SÖMÜRGECİLİK KARŞITI MİLLİYETÇİLİK

Gelişmekte olan dünya, tamamı bir biçimde sömürgeci yönetime karşı mücadeleden ilham almış olan çeşitli milliyetçilik türlerini bol miktarda üretmiştir. Sömürgecilik milliyetçiliği küresel önemi haiz bir siyasal inanca dönüştürmeyi başarmıştır. Afrika ve Asya’da ulusal bağımsızlık arzusuyla şekillenen bir ulus olma hissini geliştirmeye yardımcı olmuştur.
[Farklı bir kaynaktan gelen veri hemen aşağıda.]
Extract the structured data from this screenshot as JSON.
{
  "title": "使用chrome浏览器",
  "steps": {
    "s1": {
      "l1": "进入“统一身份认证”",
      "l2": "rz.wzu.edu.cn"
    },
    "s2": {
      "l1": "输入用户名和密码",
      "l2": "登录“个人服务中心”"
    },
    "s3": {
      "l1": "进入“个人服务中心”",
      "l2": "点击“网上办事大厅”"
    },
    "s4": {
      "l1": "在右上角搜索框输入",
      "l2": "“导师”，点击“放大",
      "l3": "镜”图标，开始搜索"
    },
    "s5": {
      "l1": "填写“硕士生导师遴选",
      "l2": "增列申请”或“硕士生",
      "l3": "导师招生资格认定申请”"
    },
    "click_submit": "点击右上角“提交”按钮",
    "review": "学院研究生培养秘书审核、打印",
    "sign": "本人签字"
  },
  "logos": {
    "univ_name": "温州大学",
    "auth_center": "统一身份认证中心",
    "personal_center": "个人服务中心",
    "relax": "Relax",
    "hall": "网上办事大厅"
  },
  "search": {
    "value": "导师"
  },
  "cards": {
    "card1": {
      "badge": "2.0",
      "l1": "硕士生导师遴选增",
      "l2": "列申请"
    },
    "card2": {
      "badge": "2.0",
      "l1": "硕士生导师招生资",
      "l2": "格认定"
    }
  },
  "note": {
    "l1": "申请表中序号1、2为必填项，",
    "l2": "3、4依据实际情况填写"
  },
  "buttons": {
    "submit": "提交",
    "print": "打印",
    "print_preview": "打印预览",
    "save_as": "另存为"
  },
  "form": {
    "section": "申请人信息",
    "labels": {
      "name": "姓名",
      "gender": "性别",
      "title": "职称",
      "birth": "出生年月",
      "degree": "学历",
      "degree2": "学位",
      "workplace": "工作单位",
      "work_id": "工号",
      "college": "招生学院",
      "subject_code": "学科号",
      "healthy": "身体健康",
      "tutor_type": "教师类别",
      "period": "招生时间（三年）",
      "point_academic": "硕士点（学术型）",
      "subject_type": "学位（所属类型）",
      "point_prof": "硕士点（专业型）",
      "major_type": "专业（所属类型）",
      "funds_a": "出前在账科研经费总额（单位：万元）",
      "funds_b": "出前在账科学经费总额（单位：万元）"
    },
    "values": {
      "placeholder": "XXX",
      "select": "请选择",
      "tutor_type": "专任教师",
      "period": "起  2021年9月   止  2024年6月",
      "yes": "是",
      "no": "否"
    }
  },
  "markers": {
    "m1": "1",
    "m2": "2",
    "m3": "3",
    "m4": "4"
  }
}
20. Yüzyıl boyunca dünya siyasal coğrafyasının büyük bir bölümü anti-kolonyalizm tarafından dönüştürülmüştür. İki savaş arası dönemde ortaya çıkan bağımsızlık hareketleri İkinci Dünya Savaşı’nın sona ermesinin ardından yeni bir ivme kazanmıştır. Aşırı genişlemiş olan Britanya, Fransa, Hollanda ve Portekiz imparatorlukları yükselen milliyetçilik karşısında çökmüşlerdir.

SONUÇ

Türkiye’deki görüşler bağlamında, milliyetçiliğin -genel anlamda- faşizme varılmadan önceki son durak olgusu gerçeği yansıtmamaktadır.

Zira büyük ideolojiler tarafından ortak payda da bulunan milliyetçilik, farklı görüşler etrafında ilerlemeci ve gerici, demokratik ve otoriteryen, özgürleştirici ve baskıcı, solcu ve sağcı olabilmektedir.

Milliyetçilik onu destekleyenlerin siyasal idealleriyle şekillenir.

Yine Türkiye eksenin de milliyetçilik bir siyasi parti partizanlığı değil, siyasal bir ideolojidir.